Showing posts with label Vocabulary. Show all posts
Showing posts with label Vocabulary. Show all posts

Thursday, January 26, 2012

Despot

This word keeps coming up in all of my reading in and around the Civil War.  Have you noticed it, too?  Do you know what it means?  I felt I understood it, but when I tried to explain it I had a harder time than I thought I would - a sure sign that I didn't have a really good grasp on the meaning.  So...

Despot:  Despotism is a form of government in which someone (it can be on person or a group of people) whole rule with absolute power.  So to go back to your studies last year and two examples would be Robespierre and Cromwell.  The word has a Greek origin which means 'master' or 'the one with the power'. 

This word has a negative meaning, or at least we use it in a negative way.  I don't think it would be a compliment to say, "Your such a great despot!"  Two words which mean the same thing that you are probably more familiar with are tyrant and dictator.

In this time period this word was being batted back and forth accusingly by both sides.  As you continue to read over the next few weeks look out for it.  Would you say that there was anyone acting as a despot in the United States during this time?  Why would this be such a common word in the writing from and about this time period?

As the semester has gone on I have not kept up with vocabulary very well.  Be on the look out for interesting words - especially those that seem to turn up often in different places!  Email them or bring them up in class, especially words you don't understand.

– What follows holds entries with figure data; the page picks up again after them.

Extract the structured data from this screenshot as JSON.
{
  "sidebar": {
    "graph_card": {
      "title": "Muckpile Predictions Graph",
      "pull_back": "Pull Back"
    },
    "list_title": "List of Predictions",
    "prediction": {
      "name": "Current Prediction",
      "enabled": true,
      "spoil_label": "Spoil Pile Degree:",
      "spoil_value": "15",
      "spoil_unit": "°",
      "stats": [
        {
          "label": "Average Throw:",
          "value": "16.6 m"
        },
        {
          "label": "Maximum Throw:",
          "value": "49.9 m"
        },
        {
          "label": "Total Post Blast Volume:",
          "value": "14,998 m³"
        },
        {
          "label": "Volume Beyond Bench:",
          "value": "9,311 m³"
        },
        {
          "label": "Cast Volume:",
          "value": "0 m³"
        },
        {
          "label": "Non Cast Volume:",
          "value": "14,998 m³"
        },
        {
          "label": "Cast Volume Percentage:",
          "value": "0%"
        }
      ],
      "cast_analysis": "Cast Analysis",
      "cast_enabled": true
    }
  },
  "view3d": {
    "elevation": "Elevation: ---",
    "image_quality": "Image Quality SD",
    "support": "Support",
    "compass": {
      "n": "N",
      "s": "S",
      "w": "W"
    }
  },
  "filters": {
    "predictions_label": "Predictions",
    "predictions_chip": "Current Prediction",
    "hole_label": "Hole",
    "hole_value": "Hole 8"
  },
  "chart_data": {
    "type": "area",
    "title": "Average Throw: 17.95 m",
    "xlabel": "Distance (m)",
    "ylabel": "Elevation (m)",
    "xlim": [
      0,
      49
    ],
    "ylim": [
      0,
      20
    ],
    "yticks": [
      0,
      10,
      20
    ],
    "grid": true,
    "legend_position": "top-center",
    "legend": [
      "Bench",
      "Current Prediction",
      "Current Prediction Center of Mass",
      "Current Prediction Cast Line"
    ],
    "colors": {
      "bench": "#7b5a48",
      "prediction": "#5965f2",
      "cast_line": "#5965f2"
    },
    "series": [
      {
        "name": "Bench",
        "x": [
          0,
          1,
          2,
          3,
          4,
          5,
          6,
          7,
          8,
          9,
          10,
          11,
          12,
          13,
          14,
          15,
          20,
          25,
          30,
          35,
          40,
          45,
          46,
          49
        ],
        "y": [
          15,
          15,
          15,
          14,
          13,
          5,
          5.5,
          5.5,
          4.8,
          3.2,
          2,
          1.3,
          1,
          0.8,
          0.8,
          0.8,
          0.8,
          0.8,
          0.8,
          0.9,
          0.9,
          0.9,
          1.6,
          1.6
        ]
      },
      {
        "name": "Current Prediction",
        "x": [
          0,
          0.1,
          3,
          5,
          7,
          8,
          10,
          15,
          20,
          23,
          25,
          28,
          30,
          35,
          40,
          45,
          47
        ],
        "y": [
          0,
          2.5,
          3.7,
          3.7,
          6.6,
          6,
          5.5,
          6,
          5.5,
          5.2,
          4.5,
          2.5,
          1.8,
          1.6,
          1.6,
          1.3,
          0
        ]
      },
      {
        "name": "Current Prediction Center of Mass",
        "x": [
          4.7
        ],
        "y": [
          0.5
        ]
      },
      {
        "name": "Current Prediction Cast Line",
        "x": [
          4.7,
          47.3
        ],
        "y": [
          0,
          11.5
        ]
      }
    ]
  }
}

Thursday, September 1, 2011

Propaganda & Doth

(This word was on more than one persons vocabulary list this week!)
(Someone asked in class if this poster was a political cartoon.  I said that it was a better example of propaganda)



Propaganda
Communicating information in a way that tries to influence the opinion of your audience.  Propaganda is not impartial or objective.  There is an agenda being promoted, either subtly or overtly (look those words up if needed).  By definition propaganda is technically a neutral term - you could be influencing your audience for their good.  The connotation (look it up) of this word now, however, thanks to it's most manipulative masters like Hitler, Mussolini, Mao Tse Tung and currently Kim Jong-il is negative.  But it's not just the bad guys who used it - the US produced a lot of propaganda during WWII so that citizens would support the war effort and buy US War Bonds among other things.  (I was surprised recently to find this message even in reruns of Lassie!)  You could argue that Benjamin Franklin’s political cartoon of the segmented snake was propaganda.





Doth
Ok, this one requires a little grammar (something I'm just beginning to see the value and worth of).  'Doth' is a present tense of the word 'do'.  It is a holdover from Old or Middle English.  You'll hear it in familiar quotes like this one from Shakespeare:  "The lady doth protest too much," or in poems like "How doth your garden grow?".  Sometimes it is used instead of puting a present tense 's' on a verb like in protest and sometimes it literally replaces the word does!  I'm curious whose word this was and where you read it.  Was it someone reading Irving?